Menurutnya, ketahanan hidup thalassemia ini sekarang udah semakin lama, ada yang sampai 49-60 tahun. Namun rata-rata di 30-35 tahun.
"Tergantung kondisi si karier, kalau dia disiplin transfusi darah sebetulnya bisa lebih bagus. Cuman kan cape, jenuh, bosan, itu yang ada di pikiran karier. Jadi dia bertanya-tanya kapan sih saya bisa sembuh? Sampai kapan saya begini saja," katanya.
Sementara itu, Ketua STFI, Adang Firmansyah mengatakan, penderita thalassemia ini ibarat gunung es. Terlihat sedikit di permukaan tapi di bawah itu masih banyak sekali.
"Bahkan orang banyak yang tidak tahu bahwa thalassemia itu di posisi 4 pada pembiayaan BPJS. Penderitanya hanya 12.000-20.000 tapi ngabisin BPJS nya Rp600 miliar, karena 1 orang ngabisin Rp400 juta untuk terus transfusi darah," ucap Adang.

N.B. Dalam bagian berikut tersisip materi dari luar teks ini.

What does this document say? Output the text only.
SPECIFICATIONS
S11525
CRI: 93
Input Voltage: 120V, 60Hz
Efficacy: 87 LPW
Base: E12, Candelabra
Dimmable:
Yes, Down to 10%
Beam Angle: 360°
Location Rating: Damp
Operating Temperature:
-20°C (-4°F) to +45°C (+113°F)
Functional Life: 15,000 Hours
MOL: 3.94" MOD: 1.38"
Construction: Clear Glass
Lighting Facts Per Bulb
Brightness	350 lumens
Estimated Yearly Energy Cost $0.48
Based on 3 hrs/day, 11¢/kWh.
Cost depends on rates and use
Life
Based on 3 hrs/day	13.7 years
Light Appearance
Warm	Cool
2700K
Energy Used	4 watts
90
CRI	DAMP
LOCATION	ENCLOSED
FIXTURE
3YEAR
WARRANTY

Adang menilai, tujuan adanya skrining ini untuk mencegas agar tidak terjadinya pernikahan antar sesama penderita thalassemia.

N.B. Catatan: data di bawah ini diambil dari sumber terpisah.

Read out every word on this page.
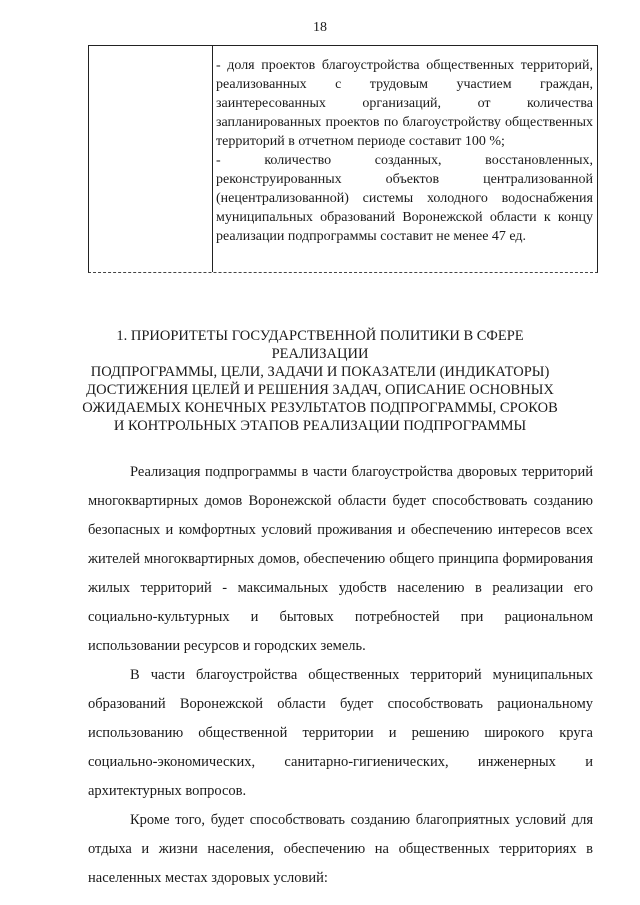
18

- доля проектов благоустройства общественных территорий, реализованных с трудовым участием граждан, заинтересованных организаций, от количества запланированных проектов по благоустройству общественных территорий в отчетном периоде составит 100 %;

- количество созданных, восстановленных, реконструированных объектов централизованной (нецентрализованной) системы холодного водоснабжения муниципальных образований Воронежской области к концу реализации подпрограммы составит не менее 47 ед.

1. ПРИОРИТЕТЫ ГОСУДАРСТВЕННОЙ ПОЛИТИКИ В СФЕРЕ
РЕАЛИЗАЦИИ
ПОДПРОГРАММЫ, ЦЕЛИ, ЗАДАЧИ И ПОКАЗАТЕЛИ (ИНДИКАТОРЫ)
ДОСТИЖЕНИЯ ЦЕЛЕЙ И РЕШЕНИЯ ЗАДАЧ, ОПИСАНИЕ ОСНОВНЫХ
ОЖИДАЕМЫХ КОНЕЧНЫХ РЕЗУЛЬТАТОВ ПОДПРОГРАММЫ, СРОКОВ
И КОНТРОЛЬНЫХ ЭТАПОВ РЕАЛИЗАЦИИ ПОДПРОГРАММЫ

Реализация подпрограммы в части благоустройства дворовых территорий многоквартирных домов Воронежской области будет способствовать созданию безопасных и комфортных условий проживания и обеспечению интересов всех жителей многоквартирных домов, обеспечению общего принципа формирования жилых территорий - максимальных удобств населению в реализации его социально-культурных и бытовых потребностей при рациональном использовании ресурсов и городских земель.

В части благоустройства общественных территорий муниципальных образований Воронежской области будет способствовать рациональному использованию общественной территории и решению широкого круга социально-экономических, санитарно-гигиенических, инженерных и архитектурных вопросов.

Кроме того, будет способствовать созданию благоприятных условий для отдыха и жизни населения, обеспечению на общественных территориях в населенных местах здоровых условий:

"Yang lebih penting soal ekonomi tadi, BPJS sekarang habis 600 miliar untuk penderita thalassemia. Seandainya ter screening, database nya ada dan tidak melakukan pernikahan antara karier, makin lama makin turun," katanya.
Adang mengatakan, skrining ini merupakan gebrakan awal yang nantinya diharapkan kampus-kampus di Jabar bisa menggelar kegiatan yang sama di kampusnya sendiri.
"Data ini kita akan bawa ke Pemerintah Jawa Barat, bahwa ini nih hasil screening awal kita begini. Yuk, Jawa Barat kita masifkan, sehingga nanti angka di Jawa Barat bisa turun," imbuhnya.
Sebab menurutnya, hambatan pencegahan thalassemia ini ada pada sosialisasi.
"Jadi sosialisasinya itu belum masif si thalassemia ini, dengan hadirnya kegiatan ini sebetulnya untuk memasifkan informasi, agar masyarakat itu aware," katanya.
Oleh karena itu, dia berharap kedepan banyak pihak yang ikut bersinergi dalam skrining thalassemia ini.
"Kedepannya kita berharap bisa bersinergi agar bisa screening penyakit-penyakit genetik lainnya. Sehingga mungkin satu kegiatan itu tidak hanya screening thalassemia saja, tapi screening yang lain-lain juga," tandasnya.